Cette Loi du 28 juillet comporte un autre volet qui concerne la sécurisation des parcours professionnels. Elle prévoit la création du "contrat de sécurisation professionnelle" (CSP) destiné à remplacer les actuels "convention de reclassement personnalisé" et "contrat de transition professionnelle" (CTP).

Ce contrat de sécurisation professionnel n'est pas un contrat de travail, c'est un contrat avec... Pôle Emploi. L'acceptation du CSP par un salarié entraîne la rupture du contrat de travail sans indemnité de préavis en cas d'ancienneté supérieure à un an.

Pendant 12 mois, le salarié licencié devient employable en qualité de CDD ou de travailleur temporaire. Il est réputé avoir abouti à un emploi pérenne s'il sort du dispositif avec un CDD de 6 mois, un contrat temporaire de 6 mois ou une formation de longue durée.

Les "contrats de transition professionnelle" dont le CSP prend la suite, étaient réservés à certains bassins d'emplois. Les salariés de la CAMIF en ont été les victimes. Parmi ceux qui ont choisi cette formule de CTP très peu ont abouti à un emploi dit pérenne et encore moins un CDI.

Cette loi est un pas de plus dans l'action de destruction des contrats de travail que certains voudraient confondre avec des prétendus "contrats d'activité".

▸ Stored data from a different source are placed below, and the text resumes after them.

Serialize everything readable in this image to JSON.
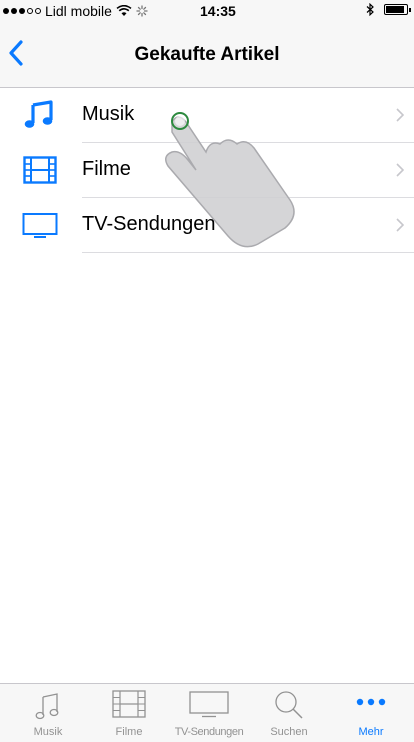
{
  "status_bar": {
    "carrier": "Lidl mobile",
    "time": "14:35",
    "signal_full": 3,
    "signal_empty": 2,
    "battery_level": 0.9
  },
  "nav": {
    "title": "Gekaufte Artikel",
    "back_icon": "chevron-left-icon"
  },
  "list": {
    "items": [
      {
        "label": "Musik",
        "icon": "music-note-icon"
      },
      {
        "label": "Filme",
        "icon": "film-icon"
      },
      {
        "label": "TV-Sendungen",
        "icon": "tv-icon"
      }
    ]
  },
  "tabs": [
    {
      "label": "Musik",
      "icon": "music-note-icon",
      "active": false
    },
    {
      "label": "Filme",
      "icon": "film-icon",
      "active": false
    },
    {
      "label": "TV-Sendungen",
      "icon": "tv-icon",
      "active": false
    },
    {
      "label": "Suchen",
      "icon": "search-icon",
      "active": false
    },
    {
      "label": "Mehr",
      "icon": "more-icon",
      "active": true
    }
  ],
  "colors": {
    "accent": "#0a7aff",
    "inactive": "#929292",
    "bar_background": "#f7f7f7"
  }
}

Il faut combattre ces dérives dangereuses.

La Section fédérale, à son niveau, lutte contre la précarité en revendiquant la requalification en CDI des CDD et des contrats temporaires qui sont, le plus souvent, utilisés sur des postes pérennes et dans des services où le surcroit de travail n'est pas temporaire mais permanent.

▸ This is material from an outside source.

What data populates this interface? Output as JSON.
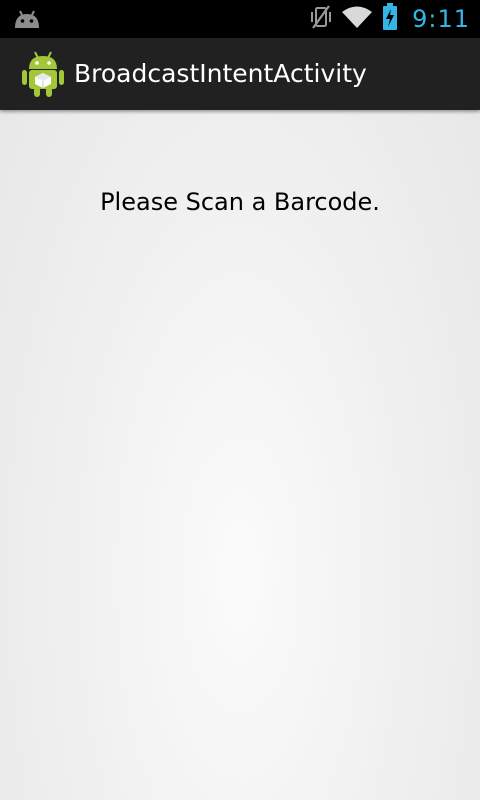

La Section fédérale lutte de même pour la régularisation des prestataires qui sont, eux aussi, utilisés à la place d'un CDI.

Enfin, il faut défendre le contrat de travail, inséparable du contrat collectif, des conventions collectives, par une lutte qui est aujourd'hui plus importante que jamais :
  • le rétablissement des droits collectifs,
  • le retour aux augmentions générales des salaires pour tous, employés et cadres, sans discrimination.